Rabbi Chaim Brovender, my first rosh-yeshiva, shared a powerful reflection by Rav Kook on the chaotic and sometimes cacophonous multitude of disagreeing voices that has always characterized the beit midrash and Jewish life. These arguing voices, these disputes, are all attempts to draw close to God who epitomizes peace and completeness – shalom and sheleimut. It is a mistake to think that peace requires agreement, Rav Kook wrote. On the contrary, true peace can only emerge from a quest for the Divine, and every sincere quest for the Divine entails people advocating for truth as each one of us perceive the truth. When we do this with noble intentions and with ethical sensitivity, ascribing good motives to those with whom we disagree, then all of us together, in our diversity, draw closer to God and an added measure of peace is brought to the world.

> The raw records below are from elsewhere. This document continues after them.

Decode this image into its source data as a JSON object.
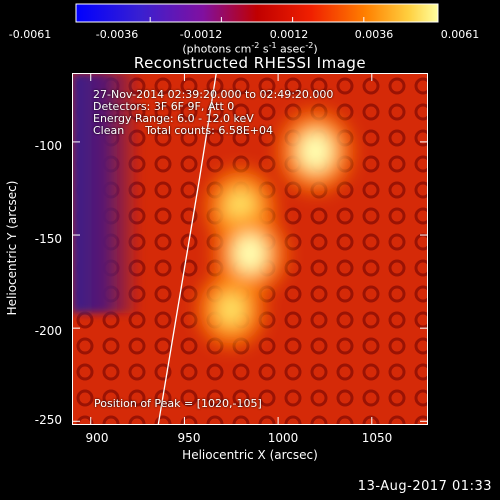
{
  "chart_data": {
    "type": "heatmap",
    "title": "Reconstructed RHESSI Image",
    "xlabel": "Heliocentric X (arcsec)",
    "ylabel": "Heliocentric Y (arcsec)",
    "xlim": [
      890,
      1080
    ],
    "ylim": [
      -252,
      -63
    ],
    "xticks": [
      "900",
      "950",
      "1000",
      "1050"
    ],
    "xtick_values": [
      900,
      950,
      1000,
      1050
    ],
    "yticks": [
      "-100",
      "-150",
      "-200",
      "-250"
    ],
    "ytick_values": [
      -100,
      -150,
      -200,
      -250
    ],
    "colorbar": {
      "ticks": [
        "-0.0061",
        "-0.0036",
        "-0.0012",
        "0.0012",
        "0.0036",
        "0.0061"
      ],
      "tick_values": [
        -0.0061,
        -0.0036,
        -0.0012,
        0.0012,
        0.0036,
        0.0061
      ],
      "range": [
        -0.0061,
        0.0061
      ],
      "unit_main": "(photons cm",
      "unit_exp1": "-2",
      "unit_mid": " s",
      "unit_exp2": "-1",
      "unit_end": " asec",
      "unit_exp3": "-2",
      "unit_close": ")"
    },
    "annotations": [
      "27-Nov-2014 02:39:20.000 to 02:49:20.000",
      "Detectors: 3F 6F 9F, Att 0",
      "Energy Range: 6.0 - 12.0 keV",
      "Clean      Total counts: 6.58E+04"
    ],
    "peak_label": "Position of Peak = [1020,-105]",
    "peak": [
      1020,
      -105
    ],
    "sources": [
      {
        "x": 1020,
        "y": -105,
        "intensity": 0.0061
      },
      {
        "x": 980,
        "y": -135,
        "intensity": 0.005
      },
      {
        "x": 985,
        "y": -160,
        "intensity": 0.0058
      },
      {
        "x": 975,
        "y": -190,
        "intensity": 0.0045
      }
    ],
    "limb_arc": [
      [
        967,
        -63
      ],
      [
        958,
        -120
      ],
      [
        948,
        -180
      ],
      [
        936,
        -252
      ]
    ]
  },
  "timestamp": "13-Aug-2017 01:33"
}
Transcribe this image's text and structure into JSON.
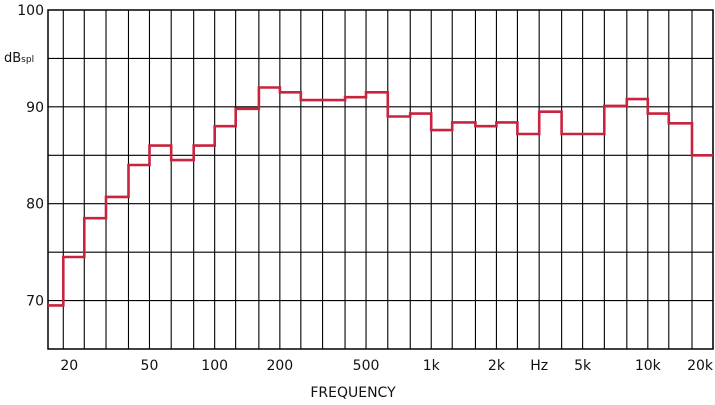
{
  "chart_data": {
    "type": "line",
    "step": true,
    "title": "",
    "xlabel": "FREQUENCY",
    "ylabel": "dB",
    "ylabel_sub": "spl",
    "x_scale": "log",
    "xlim": [
      17,
      20000
    ],
    "ylim": [
      65,
      100
    ],
    "grid": true,
    "x_gridlines": [
      20,
      25,
      31.5,
      40,
      50,
      63,
      80,
      100,
      125,
      160,
      200,
      250,
      315,
      400,
      500,
      630,
      800,
      1000,
      1250,
      1600,
      2000,
      2500,
      3150,
      4000,
      5000,
      6300,
      8000,
      10000,
      12500,
      16000,
      20000
    ],
    "y_gridlines": [
      65,
      70,
      75,
      80,
      85,
      90,
      95,
      100
    ],
    "x_tick_labels": [
      {
        "value": 20,
        "label": "20"
      },
      {
        "value": 50,
        "label": "50"
      },
      {
        "value": 100,
        "label": "100"
      },
      {
        "value": 200,
        "label": "200"
      },
      {
        "value": 500,
        "label": "500"
      },
      {
        "value": 1000,
        "label": "1k"
      },
      {
        "value": 2000,
        "label": "2k"
      },
      {
        "value": 3150,
        "label": "Hz"
      },
      {
        "value": 5000,
        "label": "5k"
      },
      {
        "value": 10000,
        "label": "10k"
      },
      {
        "value": 20000,
        "label": "20k"
      }
    ],
    "y_tick_labels": [
      {
        "value": 70,
        "label": "70"
      },
      {
        "value": 80,
        "label": "80"
      },
      {
        "value": 90,
        "label": "90"
      },
      {
        "value": 100,
        "label": "100"
      }
    ],
    "series": [
      {
        "color": "#c8233f",
        "bands": [
          {
            "x_start": 17,
            "x_end": 20,
            "y": 69.5
          },
          {
            "x_start": 20,
            "x_end": 25,
            "y": 74.5
          },
          {
            "x_start": 25,
            "x_end": 31.5,
            "y": 78.5
          },
          {
            "x_start": 31.5,
            "x_end": 40,
            "y": 80.7
          },
          {
            "x_start": 40,
            "x_end": 50,
            "y": 84
          },
          {
            "x_start": 50,
            "x_end": 63,
            "y": 86
          },
          {
            "x_start": 63,
            "x_end": 80,
            "y": 84.5
          },
          {
            "x_start": 80,
            "x_end": 100,
            "y": 86
          },
          {
            "x_start": 100,
            "x_end": 125,
            "y": 88
          },
          {
            "x_start": 125,
            "x_end": 160,
            "y": 89.8
          },
          {
            "x_start": 160,
            "x_end": 200,
            "y": 92
          },
          {
            "x_start": 200,
            "x_end": 250,
            "y": 91.5
          },
          {
            "x_start": 250,
            "x_end": 400,
            "y": 90.7
          },
          {
            "x_start": 400,
            "x_end": 500,
            "y": 91
          },
          {
            "x_start": 500,
            "x_end": 630,
            "y": 91.5
          },
          {
            "x_start": 630,
            "x_end": 800,
            "y": 89
          },
          {
            "x_start": 800,
            "x_end": 1000,
            "y": 89.3
          },
          {
            "x_start": 1000,
            "x_end": 1250,
            "y": 87.6
          },
          {
            "x_start": 1250,
            "x_end": 1600,
            "y": 88.4
          },
          {
            "x_start": 1600,
            "x_end": 2000,
            "y": 88
          },
          {
            "x_start": 2000,
            "x_end": 2500,
            "y": 88.4
          },
          {
            "x_start": 2500,
            "x_end": 3150,
            "y": 87.2
          },
          {
            "x_start": 3150,
            "x_end": 4000,
            "y": 89.5
          },
          {
            "x_start": 4000,
            "x_end": 6300,
            "y": 87.2
          },
          {
            "x_start": 6300,
            "x_end": 8000,
            "y": 90.1
          },
          {
            "x_start": 8000,
            "x_end": 10000,
            "y": 90.8
          },
          {
            "x_start": 10000,
            "x_end": 12500,
            "y": 89.3
          },
          {
            "x_start": 12500,
            "x_end": 16000,
            "y": 88.3
          },
          {
            "x_start": 16000,
            "x_end": 20000,
            "y": 85
          }
        ]
      }
    ]
  }
}
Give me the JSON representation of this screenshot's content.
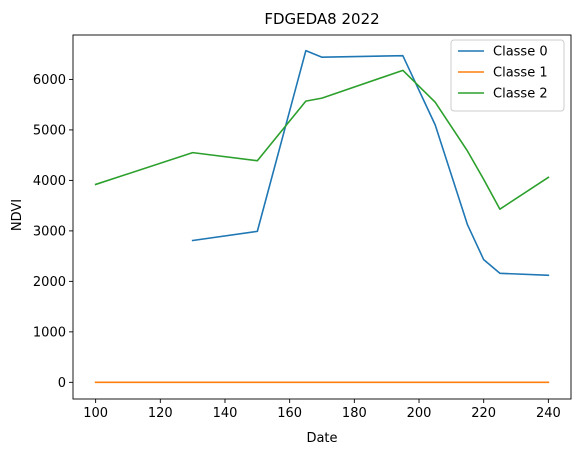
{
  "chart_data": {
    "type": "line",
    "title": "FDGEDA8 2022",
    "xlabel": "Date",
    "ylabel": "NDVI",
    "xlim": [
      93,
      247
    ],
    "ylim": [
      -330,
      6880
    ],
    "xticks": [
      100,
      120,
      140,
      160,
      180,
      200,
      220,
      240
    ],
    "yticks": [
      0,
      1000,
      2000,
      3000,
      4000,
      5000,
      6000
    ],
    "grid": false,
    "legend_position": "top-right",
    "series": [
      {
        "name": "Classe 0",
        "color": "#1f77b4",
        "x": [
          130,
          150,
          165,
          170,
          195,
          205,
          215,
          220,
          225,
          240
        ],
        "y": [
          2810,
          2990,
          6570,
          6440,
          6470,
          5100,
          3120,
          2430,
          2160,
          2120
        ]
      },
      {
        "name": "Classe 1",
        "color": "#ff7f0e",
        "x": [
          100,
          240
        ],
        "y": [
          0,
          0
        ]
      },
      {
        "name": "Classe 2",
        "color": "#2ca02c",
        "x": [
          100,
          130,
          150,
          165,
          170,
          195,
          205,
          215,
          220,
          225,
          240
        ],
        "y": [
          3920,
          4550,
          4390,
          5570,
          5630,
          6180,
          5550,
          4580,
          4020,
          3430,
          4060
        ]
      }
    ]
  }
}
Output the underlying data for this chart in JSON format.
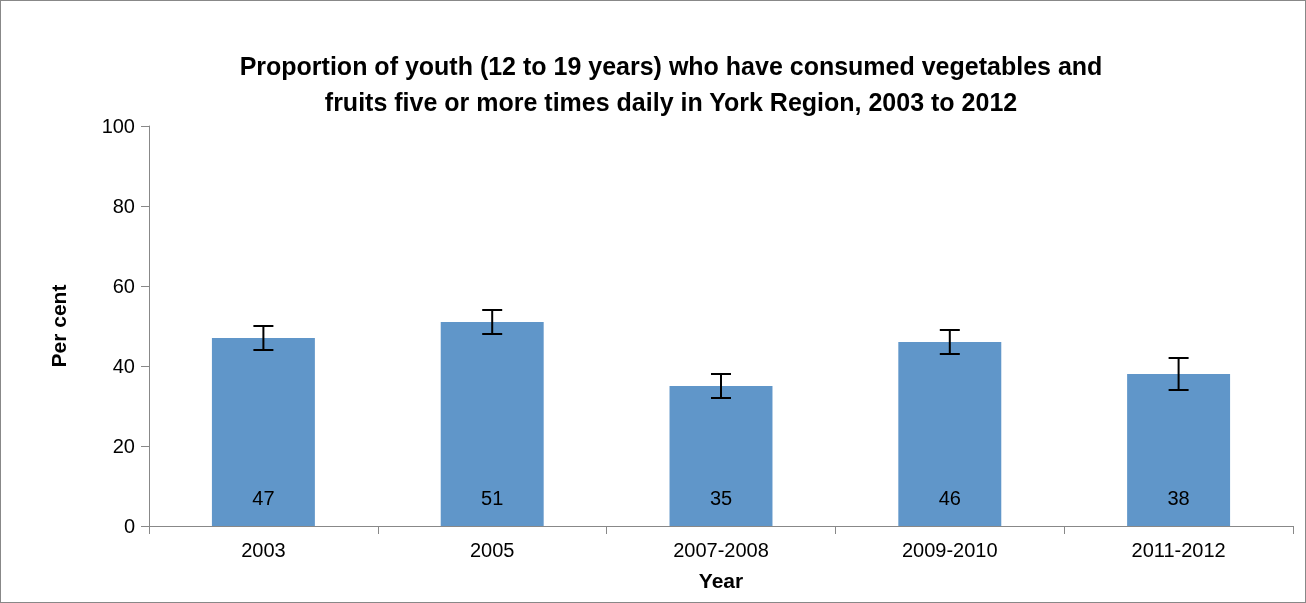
{
  "chart_data": {
    "type": "bar",
    "title": "Proportion of youth (12 to 19 years) who have consumed vegetables and\nfruits five or more times daily in York Region, 2003 to 2012",
    "xlabel": "Year",
    "ylabel": "Per cent",
    "categories": [
      "2003",
      "2005",
      "2007-2008",
      "2009-2010",
      "2011-2012"
    ],
    "values": [
      47,
      51,
      35,
      46,
      38
    ],
    "errors": [
      [
        44,
        50
      ],
      [
        48,
        54
      ],
      [
        32,
        38
      ],
      [
        43,
        49
      ],
      [
        34,
        42
      ]
    ],
    "color": "#6096c9",
    "ylim": [
      0,
      100
    ],
    "yticks": [
      0,
      20,
      40,
      60,
      80,
      100
    ],
    "grid": false,
    "data_labels": true
  }
}
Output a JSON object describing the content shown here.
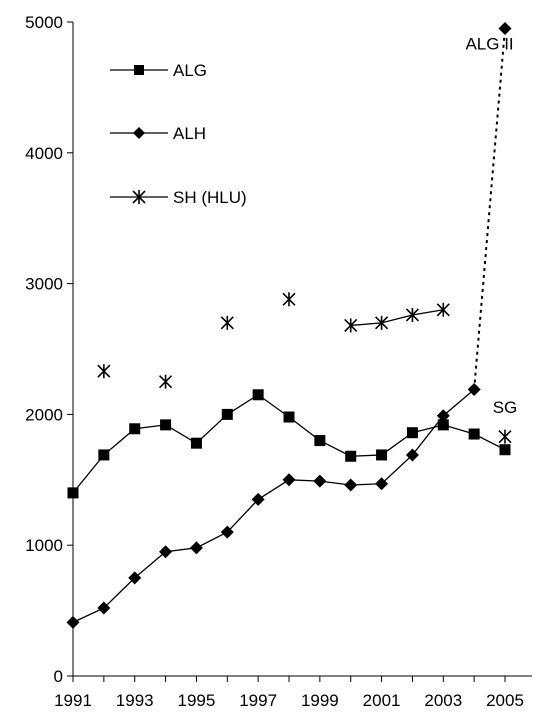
{
  "chart_data": {
    "type": "line",
    "x_range": [
      1991,
      2005
    ],
    "ylim": [
      0,
      5000
    ],
    "yticks": [
      0,
      1000,
      2000,
      3000,
      4000,
      5000
    ],
    "xticks": [
      1991,
      1993,
      1995,
      1997,
      1999,
      2001,
      2003,
      2005
    ],
    "grid": false,
    "legend_position": "top-left",
    "series": [
      {
        "name": "ALG",
        "marker": "square",
        "points": [
          {
            "x": 1991,
            "y": 1400
          },
          {
            "x": 1992,
            "y": 1690
          },
          {
            "x": 1993,
            "y": 1890
          },
          {
            "x": 1994,
            "y": 1920
          },
          {
            "x": 1995,
            "y": 1780
          },
          {
            "x": 1996,
            "y": 2000
          },
          {
            "x": 1997,
            "y": 2150
          },
          {
            "x": 1998,
            "y": 1980
          },
          {
            "x": 1999,
            "y": 1800
          },
          {
            "x": 2000,
            "y": 1680
          },
          {
            "x": 2001,
            "y": 1690
          },
          {
            "x": 2002,
            "y": 1860
          },
          {
            "x": 2003,
            "y": 1920
          },
          {
            "x": 2004,
            "y": 1850
          },
          {
            "x": 2005,
            "y": 1730
          }
        ]
      },
      {
        "name": "ALH",
        "marker": "diamond",
        "points": [
          {
            "x": 1991,
            "y": 410
          },
          {
            "x": 1992,
            "y": 520
          },
          {
            "x": 1993,
            "y": 750
          },
          {
            "x": 1994,
            "y": 950
          },
          {
            "x": 1995,
            "y": 980
          },
          {
            "x": 1996,
            "y": 1100
          },
          {
            "x": 1997,
            "y": 1350
          },
          {
            "x": 1998,
            "y": 1500
          },
          {
            "x": 1999,
            "y": 1490
          },
          {
            "x": 2000,
            "y": 1460
          },
          {
            "x": 2001,
            "y": 1470
          },
          {
            "x": 2002,
            "y": 1690
          },
          {
            "x": 2003,
            "y": 1990
          },
          {
            "x": 2004,
            "y": 2190
          }
        ]
      },
      {
        "name": "SH (HLU)",
        "marker": "asterisk",
        "points": [
          {
            "x": 1992,
            "y": 2330
          },
          {
            "x": 1994,
            "y": 2250
          },
          {
            "x": 1996,
            "y": 2700
          },
          {
            "x": 1998,
            "y": 2880
          },
          {
            "x": 2000,
            "y": 2680
          },
          {
            "x": 2001,
            "y": 2700
          },
          {
            "x": 2002,
            "y": 2760
          },
          {
            "x": 2003,
            "y": 2800
          },
          {
            "x": 2005,
            "y": 1830
          }
        ],
        "connected_segment": [
          2000,
          2003
        ]
      },
      {
        "name": "ALG II",
        "marker": "diamond",
        "dashed_link_from": {
          "x": 2004,
          "y": 2190
        },
        "points": [
          {
            "x": 2005,
            "y": 4950
          }
        ]
      }
    ],
    "annotations": [
      {
        "text": "ALG II",
        "x": 2004.5,
        "y": 4790
      },
      {
        "text": "SG",
        "x": 2005,
        "y": 2010
      }
    ]
  }
}
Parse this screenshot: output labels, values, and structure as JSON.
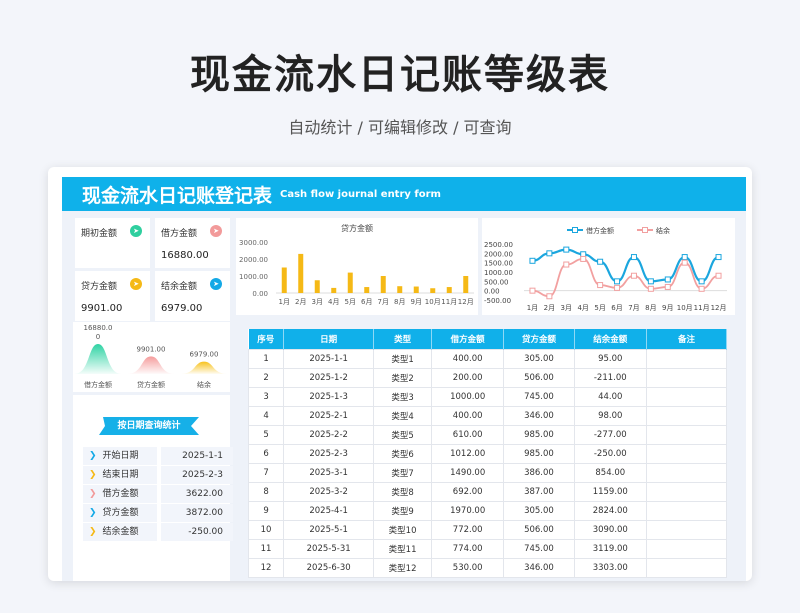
{
  "page": {
    "title": "现金流水日记账等级表",
    "subtitle": "自动统计 /  可编辑修改  /  可查询"
  },
  "header": {
    "title_zh": "现金流水日记账登记表",
    "title_en": "Cash flow journal entry form"
  },
  "kpis": [
    {
      "label": "期初金额",
      "value": "",
      "color": "#2fcf9f",
      "icon": "send-icon"
    },
    {
      "label": "借方金额",
      "value": "16880.00",
      "color": "#f29a9a",
      "icon": "send-icon"
    },
    {
      "label": "贷方金额",
      "value": "9901.00",
      "color": "#f5b916",
      "icon": "send-icon"
    },
    {
      "label": "结余金额",
      "value": "6979.00",
      "color": "#14a9e6",
      "icon": "send-icon"
    }
  ],
  "chart_data": [
    {
      "type": "bar",
      "title": "贷方金额",
      "categories": [
        "1月",
        "2月",
        "3月",
        "4月",
        "5月",
        "6月",
        "7月",
        "8月",
        "9月",
        "10月",
        "11月",
        "12月"
      ],
      "values": [
        1500,
        2300,
        750,
        300,
        1200,
        350,
        1000,
        400,
        380,
        280,
        350,
        1000
      ],
      "ylim": [
        0,
        3000
      ],
      "yticks": [
        "0.00",
        "1000.00",
        "2000.00",
        "3000.00"
      ],
      "color": "#f5b916"
    },
    {
      "type": "line",
      "categories": [
        "1月",
        "2月",
        "3月",
        "4月",
        "5月",
        "6月",
        "7月",
        "8月",
        "9月",
        "10月",
        "11月",
        "12月"
      ],
      "ylim": [
        -500,
        2500
      ],
      "yticks": [
        "-500.00",
        "0.00",
        "500.00",
        "1000.00",
        "1500.00",
        "2000.00",
        "2500.00"
      ],
      "legend": "top",
      "series": [
        {
          "name": "借方金额",
          "color": "#1ba6de",
          "values": [
            1600,
            2000,
            2200,
            1950,
            1550,
            500,
            1800,
            500,
            600,
            1800,
            500,
            1800
          ]
        },
        {
          "name": "结余",
          "color": "#f2a0a0",
          "values": [
            0,
            -300,
            1400,
            1700,
            300,
            150,
            800,
            100,
            200,
            1500,
            100,
            800
          ]
        }
      ]
    },
    {
      "type": "area",
      "categories": [
        "借方金额",
        "贷方金额",
        "结余"
      ],
      "values": [
        16880,
        9901,
        6979
      ],
      "labels": [
        "16880.0\n0",
        "9901.00",
        "6979.00"
      ],
      "colors": [
        "#2fd3a4",
        "#f59c9c",
        "#f7c21c"
      ]
    }
  ],
  "query": {
    "title": "按日期查询统计",
    "rows": [
      {
        "label": "开始日期",
        "value": "2025-1-1",
        "color": "#14a9e6"
      },
      {
        "label": "结束日期",
        "value": "2025-2-3",
        "color": "#f5b916"
      },
      {
        "label": "借方金额",
        "value": "3622.00",
        "color": "#f29a9a"
      },
      {
        "label": "贷方金额",
        "value": "3872.00",
        "color": "#14a9e6"
      },
      {
        "label": "结余金额",
        "value": "-250.00",
        "color": "#f5b916"
      }
    ]
  },
  "table": {
    "headers": [
      "序号",
      "日期",
      "类型",
      "借方金额",
      "贷方金额",
      "结余金额",
      "备注"
    ],
    "rows": [
      [
        "1",
        "2025-1-1",
        "类型1",
        "400.00",
        "305.00",
        "95.00",
        ""
      ],
      [
        "2",
        "2025-1-2",
        "类型2",
        "200.00",
        "506.00",
        "-211.00",
        ""
      ],
      [
        "3",
        "2025-1-3",
        "类型3",
        "1000.00",
        "745.00",
        "44.00",
        ""
      ],
      [
        "4",
        "2025-2-1",
        "类型4",
        "400.00",
        "346.00",
        "98.00",
        ""
      ],
      [
        "5",
        "2025-2-2",
        "类型5",
        "610.00",
        "985.00",
        "-277.00",
        ""
      ],
      [
        "6",
        "2025-2-3",
        "类型6",
        "1012.00",
        "985.00",
        "-250.00",
        ""
      ],
      [
        "7",
        "2025-3-1",
        "类型7",
        "1490.00",
        "386.00",
        "854.00",
        ""
      ],
      [
        "8",
        "2025-3-2",
        "类型8",
        "692.00",
        "387.00",
        "1159.00",
        ""
      ],
      [
        "9",
        "2025-4-1",
        "类型9",
        "1970.00",
        "305.00",
        "2824.00",
        ""
      ],
      [
        "10",
        "2025-5-1",
        "类型10",
        "772.00",
        "506.00",
        "3090.00",
        ""
      ],
      [
        "11",
        "2025-5-31",
        "类型11",
        "774.00",
        "745.00",
        "3119.00",
        ""
      ],
      [
        "12",
        "2025-6-30",
        "类型12",
        "530.00",
        "346.00",
        "3303.00",
        ""
      ]
    ]
  }
}
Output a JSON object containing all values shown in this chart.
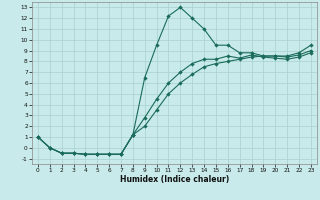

Rav Kook offered this ideas as an explanation to the famous Talmudic passage “talmidei hakhamim marbim shalom ba’olam” Torah scholars build peace in the World. Torah scholarship and the debates surrounding Torah scholarship and disputes about how to perform mitzvot and when and why, all bring peace since each opinion is striving for its own facet of Divine truth. This is why the Mishnah, and almost every rabbinic text since that time until today preserves multiple voices. This is how we build peace.